Внезапно все вокруг бешено засуетилось. Каре распались, танцующие затопали, потом стремительно заскользили по залу: кадриль кончалась галопом. Пары под неистово быструю музыку проносились мимо Тонио Крёгера, торопясь, обгоняя друг друга, тяжело дыша и смеясь. Вот совсем рядом кружится, мчится пара, подгоняемая общей спешкой. У девушки бледное, тонкое лицо и худые, слишком высокие плечи. И вдруг, совсем уже рядом с ним – заминка, неловкое движение. Девушка падает… Падает со всего размаху – это выглядело опасным паденьем! – и увлекает за собой кавалера. Он, видимо, так расшибся, что даже позабыл о своей даме; едва приподнявшись, он трет с гримасой боли свое колено, а девушка, оглушенная паденьем, все еще лежит на полу. Тут Тонио Крёгер выступил из темноты, взял ее за руки и бережно поднял. Напуганная, смущенная, несчастная, она подняла на него глаза, и ее нежное лицо внезапно залилось краской.

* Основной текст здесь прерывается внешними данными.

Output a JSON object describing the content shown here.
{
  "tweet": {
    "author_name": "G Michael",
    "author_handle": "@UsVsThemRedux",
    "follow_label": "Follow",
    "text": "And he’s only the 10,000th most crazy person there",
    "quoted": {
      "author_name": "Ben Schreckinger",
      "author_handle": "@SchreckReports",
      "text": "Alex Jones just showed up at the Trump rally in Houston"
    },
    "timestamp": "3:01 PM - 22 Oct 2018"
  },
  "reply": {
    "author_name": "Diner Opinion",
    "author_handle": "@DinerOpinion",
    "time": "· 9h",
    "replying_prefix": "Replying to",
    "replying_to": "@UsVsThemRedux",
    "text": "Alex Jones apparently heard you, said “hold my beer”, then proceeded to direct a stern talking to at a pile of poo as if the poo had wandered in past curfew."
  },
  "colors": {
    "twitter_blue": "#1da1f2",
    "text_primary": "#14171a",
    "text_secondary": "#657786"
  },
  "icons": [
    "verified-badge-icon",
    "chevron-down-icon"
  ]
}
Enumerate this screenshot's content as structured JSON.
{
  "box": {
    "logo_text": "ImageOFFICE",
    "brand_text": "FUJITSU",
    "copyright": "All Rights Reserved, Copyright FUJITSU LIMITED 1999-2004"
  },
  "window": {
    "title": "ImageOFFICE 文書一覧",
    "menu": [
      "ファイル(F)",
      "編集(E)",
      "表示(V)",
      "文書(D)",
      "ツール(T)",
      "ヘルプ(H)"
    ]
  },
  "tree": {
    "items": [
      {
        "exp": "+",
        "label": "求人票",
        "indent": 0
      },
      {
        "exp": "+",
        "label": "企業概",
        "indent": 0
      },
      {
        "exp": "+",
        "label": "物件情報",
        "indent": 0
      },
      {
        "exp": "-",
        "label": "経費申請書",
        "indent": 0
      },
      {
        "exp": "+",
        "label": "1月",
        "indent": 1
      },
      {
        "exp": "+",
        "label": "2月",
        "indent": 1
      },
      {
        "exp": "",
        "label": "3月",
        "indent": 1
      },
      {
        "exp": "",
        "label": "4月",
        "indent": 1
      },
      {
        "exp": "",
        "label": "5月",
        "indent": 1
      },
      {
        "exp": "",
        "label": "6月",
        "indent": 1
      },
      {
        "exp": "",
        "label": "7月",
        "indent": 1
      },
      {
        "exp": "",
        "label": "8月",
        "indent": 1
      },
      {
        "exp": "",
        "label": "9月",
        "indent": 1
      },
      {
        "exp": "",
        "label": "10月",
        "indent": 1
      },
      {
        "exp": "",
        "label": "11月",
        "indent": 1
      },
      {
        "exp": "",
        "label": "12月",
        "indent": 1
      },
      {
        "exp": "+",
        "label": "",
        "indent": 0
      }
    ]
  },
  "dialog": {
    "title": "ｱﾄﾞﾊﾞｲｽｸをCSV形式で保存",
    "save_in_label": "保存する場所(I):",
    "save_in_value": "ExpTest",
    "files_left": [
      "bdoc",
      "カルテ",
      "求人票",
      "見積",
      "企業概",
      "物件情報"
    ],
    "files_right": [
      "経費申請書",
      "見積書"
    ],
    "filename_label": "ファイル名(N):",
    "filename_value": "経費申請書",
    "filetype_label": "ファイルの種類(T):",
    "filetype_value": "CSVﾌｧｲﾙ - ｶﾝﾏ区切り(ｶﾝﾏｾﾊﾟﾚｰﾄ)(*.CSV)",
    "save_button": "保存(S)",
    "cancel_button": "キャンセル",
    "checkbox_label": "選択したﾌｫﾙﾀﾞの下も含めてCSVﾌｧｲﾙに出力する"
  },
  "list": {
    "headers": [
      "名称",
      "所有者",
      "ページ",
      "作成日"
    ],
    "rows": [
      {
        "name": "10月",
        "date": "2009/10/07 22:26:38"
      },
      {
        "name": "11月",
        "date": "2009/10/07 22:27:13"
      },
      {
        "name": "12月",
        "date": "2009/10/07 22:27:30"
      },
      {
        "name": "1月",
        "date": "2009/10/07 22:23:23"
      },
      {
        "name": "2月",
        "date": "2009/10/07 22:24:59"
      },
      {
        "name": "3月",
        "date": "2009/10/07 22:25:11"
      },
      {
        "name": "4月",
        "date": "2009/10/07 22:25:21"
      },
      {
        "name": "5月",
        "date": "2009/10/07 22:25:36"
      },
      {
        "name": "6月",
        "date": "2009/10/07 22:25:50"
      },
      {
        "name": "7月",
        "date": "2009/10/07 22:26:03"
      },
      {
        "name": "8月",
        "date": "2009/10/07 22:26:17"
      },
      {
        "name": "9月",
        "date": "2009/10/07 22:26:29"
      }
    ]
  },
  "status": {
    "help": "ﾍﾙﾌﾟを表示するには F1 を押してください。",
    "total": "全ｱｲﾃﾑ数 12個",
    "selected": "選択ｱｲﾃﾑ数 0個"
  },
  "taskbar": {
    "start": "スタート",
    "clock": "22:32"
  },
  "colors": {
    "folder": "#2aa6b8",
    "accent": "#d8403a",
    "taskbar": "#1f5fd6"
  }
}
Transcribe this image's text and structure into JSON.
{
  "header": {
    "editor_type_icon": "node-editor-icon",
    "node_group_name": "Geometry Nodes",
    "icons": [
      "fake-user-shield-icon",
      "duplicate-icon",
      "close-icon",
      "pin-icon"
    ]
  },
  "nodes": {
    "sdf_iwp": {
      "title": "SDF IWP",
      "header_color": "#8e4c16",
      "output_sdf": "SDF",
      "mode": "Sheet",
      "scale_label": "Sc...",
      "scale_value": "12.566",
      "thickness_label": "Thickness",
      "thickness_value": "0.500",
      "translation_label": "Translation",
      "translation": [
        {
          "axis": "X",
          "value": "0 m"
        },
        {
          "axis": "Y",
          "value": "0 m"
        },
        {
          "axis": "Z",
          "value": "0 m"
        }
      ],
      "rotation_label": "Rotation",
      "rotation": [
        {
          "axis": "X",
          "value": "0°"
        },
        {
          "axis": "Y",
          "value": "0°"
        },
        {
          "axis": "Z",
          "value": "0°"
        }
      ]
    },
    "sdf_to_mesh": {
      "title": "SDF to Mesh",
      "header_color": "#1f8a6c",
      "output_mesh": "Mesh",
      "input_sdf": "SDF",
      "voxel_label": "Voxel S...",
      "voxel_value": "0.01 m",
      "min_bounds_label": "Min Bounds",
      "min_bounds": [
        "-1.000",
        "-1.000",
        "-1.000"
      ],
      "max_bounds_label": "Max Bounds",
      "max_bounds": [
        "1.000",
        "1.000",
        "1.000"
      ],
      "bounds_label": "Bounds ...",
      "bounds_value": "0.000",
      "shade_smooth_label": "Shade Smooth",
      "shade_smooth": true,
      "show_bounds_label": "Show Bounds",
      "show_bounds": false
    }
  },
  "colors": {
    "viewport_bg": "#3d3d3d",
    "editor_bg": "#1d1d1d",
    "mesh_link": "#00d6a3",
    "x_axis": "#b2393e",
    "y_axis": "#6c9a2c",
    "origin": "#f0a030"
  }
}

– Tak! О, mange Tak![9] – проговорила она, снизу вверх глядя на него темными влажными глазами.

– Вам больше не следует танцевать, фрейлейн, – мягко заметил он. Еще раз оглянулся на тех, на Ганса и Ингеборг, и ушел из зала. Пройдя через веранду, он поднялся к себе в комнату.

Он был опьянен праздником, в котором не принимал участия, утомлен ревностью. Как раньше, все в точности как раньше! С пылающим лицом стоял он в темном углу, страдая из-за вас, белокурые, жизнелюбивые счастливцы, и потом, одинокий, ушел к себе. Кому-нибудь следовало бы теперь прийти! Ингеборг следовало бы прийти, заметить, что он ушел, тайком прокрасться за ним и, положив руку ему на плечо, сказать: «Пойдем к нам! Развеселись! Я люблю тебя!..» Но она не пришла. Ничего такого не случилось. Все было как тогда, и, как тогда, он был счастлив. Ибо сердце его жило. А что же было все то время, когда он становился тем, чем был теперь? Оцепененье, пустота, лед и – дух! И еще – искусство!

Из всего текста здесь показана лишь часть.